Are you an adult who is overweight or obese and has health problems due to your weight? You tried every diet and workout programs that are on the market but none of them seem to work? If your answer is yes, at that point, a prescription weight-loss drug may be an alternative for you.
You should know, in any case, that prescription weight-loss drugs are used in addition to - not instead of - diet and exercise.
Who is a candidate for weight-loss drugs?
Your doctor might consider weight-loss drugs for you in case you tried your best but still failed to get in shape through diet and exercise and you meet one of the following:
Your body mass index (BMI) is greater than 30.
Your BMI is greater than 27 and you have a serious medicinal problem caused by obesity, for example, diabetes or hypertension.
Before choosing a prescription for you, your doctor will care about your health history, possible medication reactions and potential interactions with medications you're now taking.

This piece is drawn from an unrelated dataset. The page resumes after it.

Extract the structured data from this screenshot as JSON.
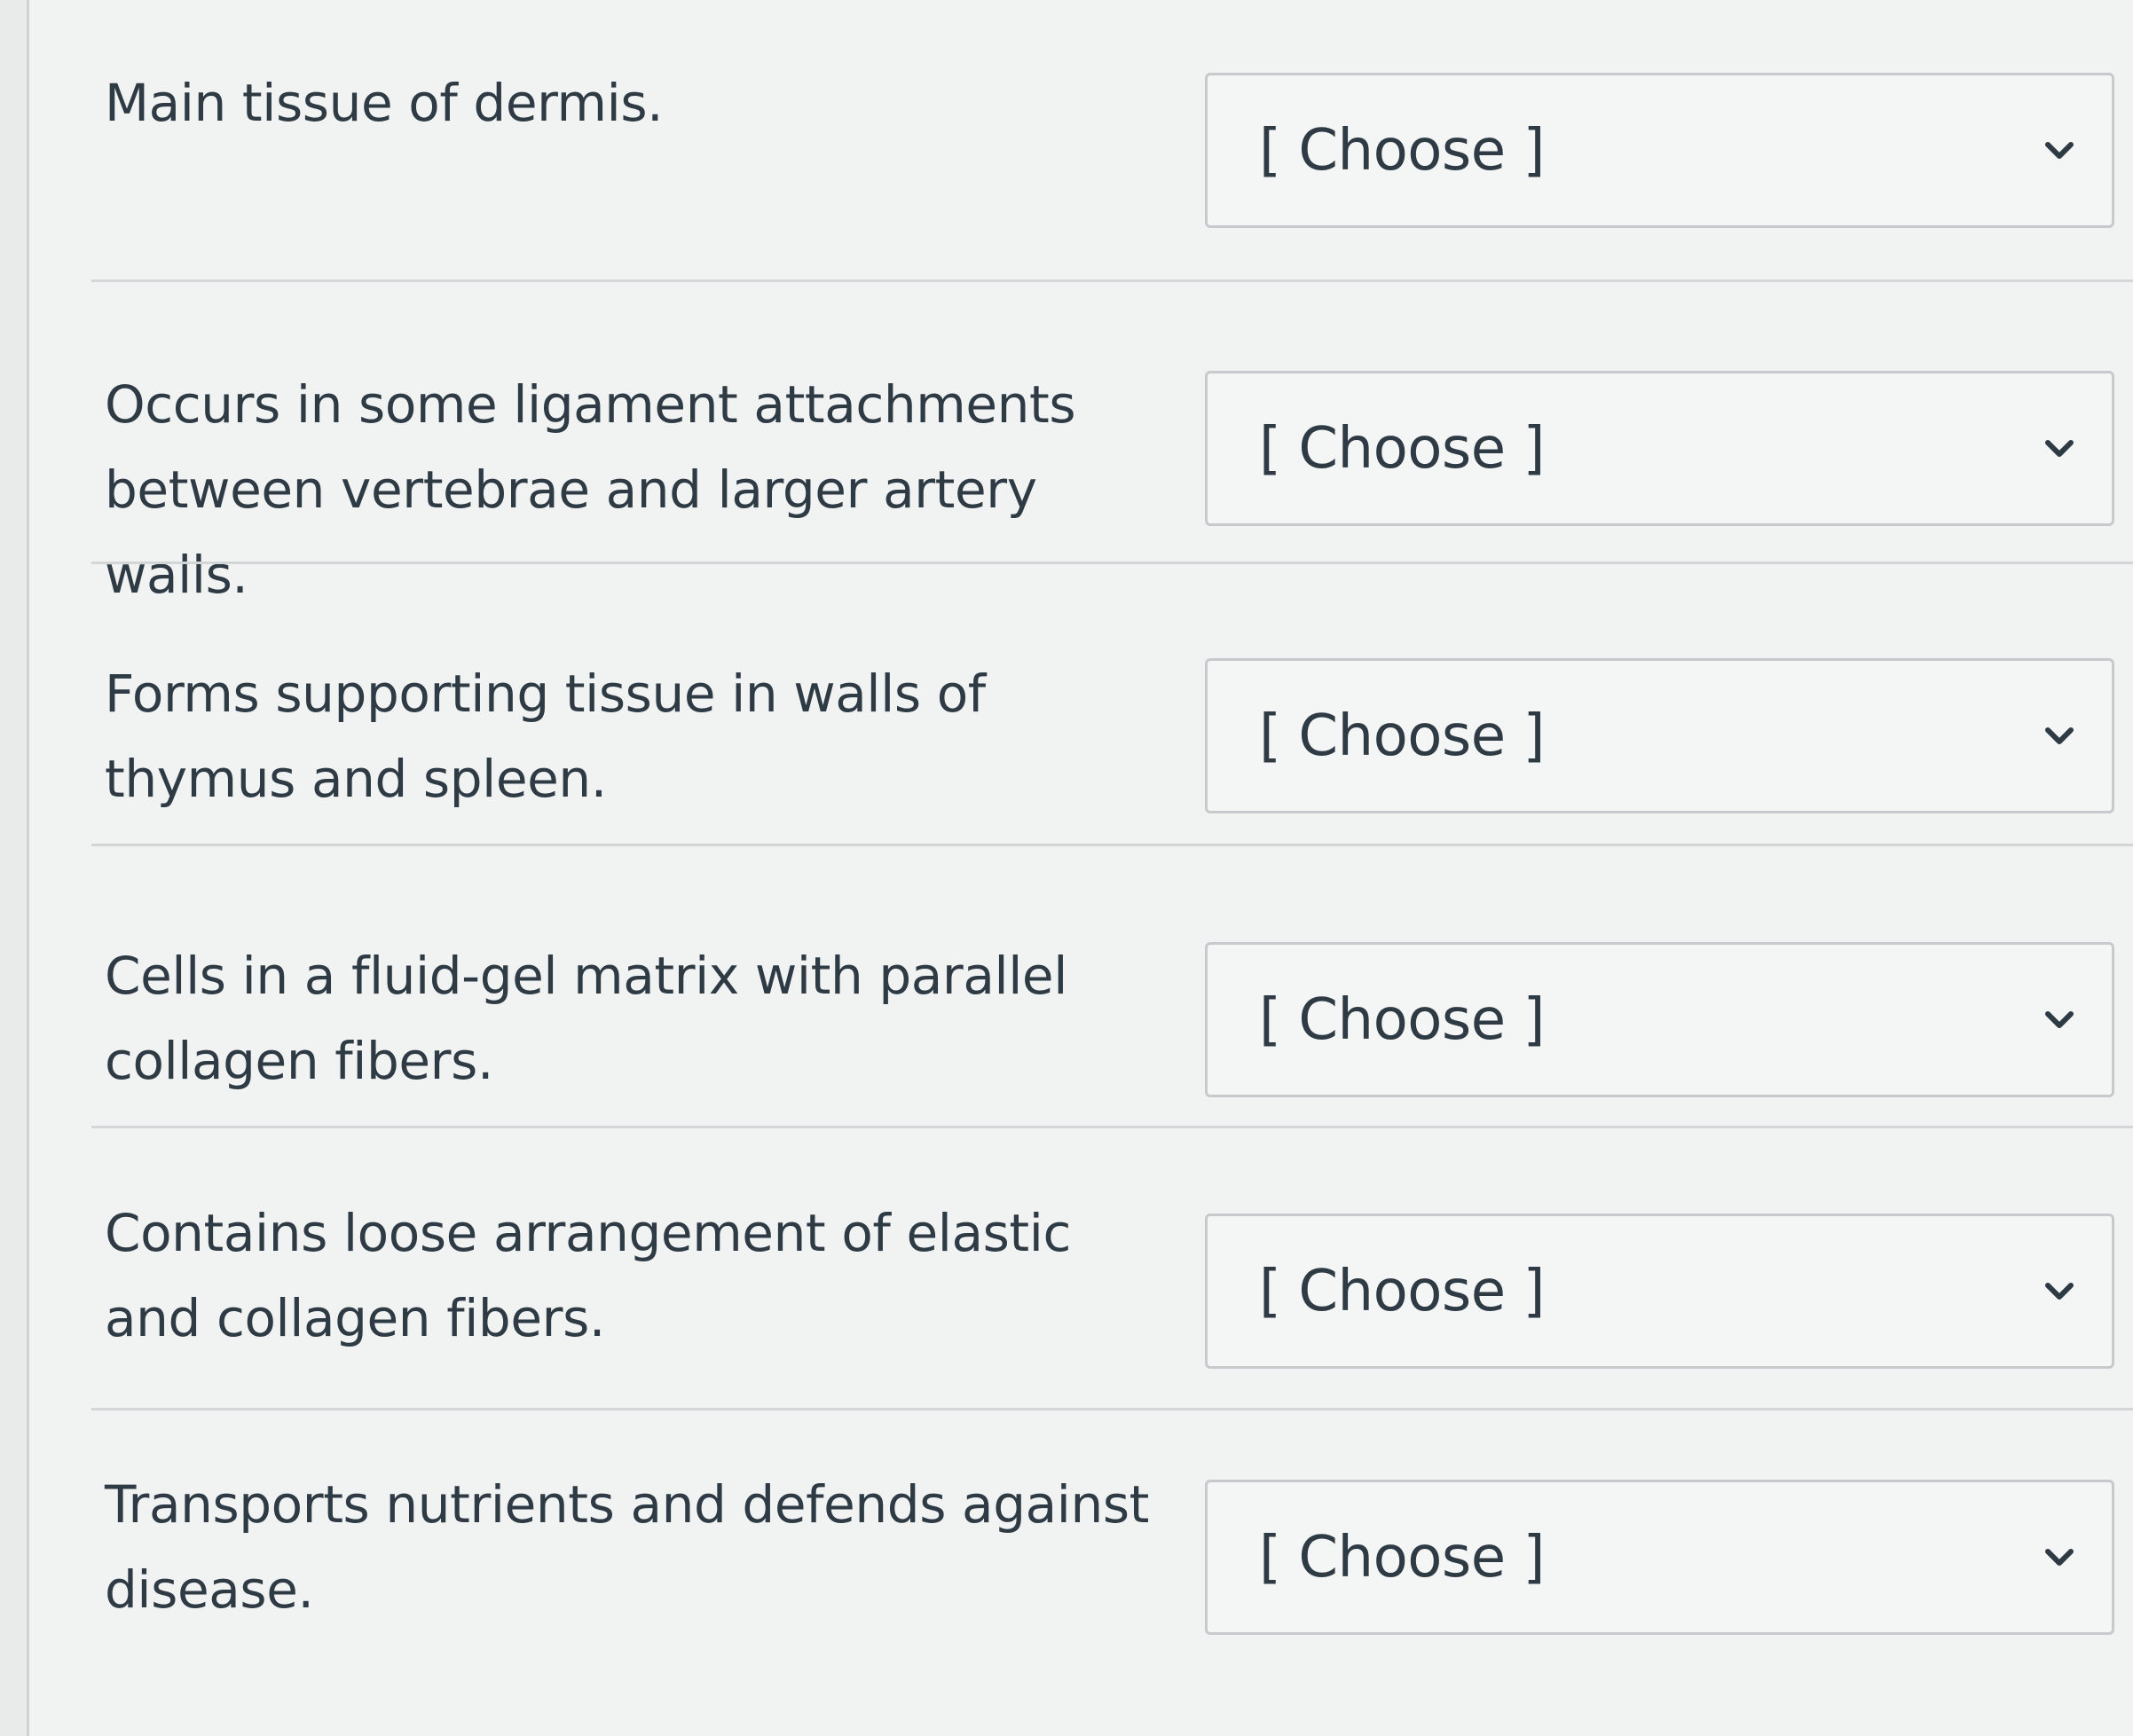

Keep in mind that weight-loss medications aren't for everybody. For instance, prescription weight-loss medications shouldn't be utilized by women who are pregnant or attempting to become pregnant or those who are breast-feeding.
How well do weight-loss medications work?
All prescription weight-loss medications affirmed for long-term use produce weight loss compared with placebo. Furthermore, studies demonstrate that the addition of weight-loss medicine to the way of life changes leads to a more noticable weight loss than the way that lifestyle ever could.
Through the span of a year, that can mean a weight loss of 3 to 7 percent of all-out bodyweight beyond that succeed in lifestyle changes alone. That may seem likely a modest amount, however, a sustained weight loss of 5 to 10 percent of total body weight can have health benefits, for example, reducing blood pressure, glucose, and triglyceride levels.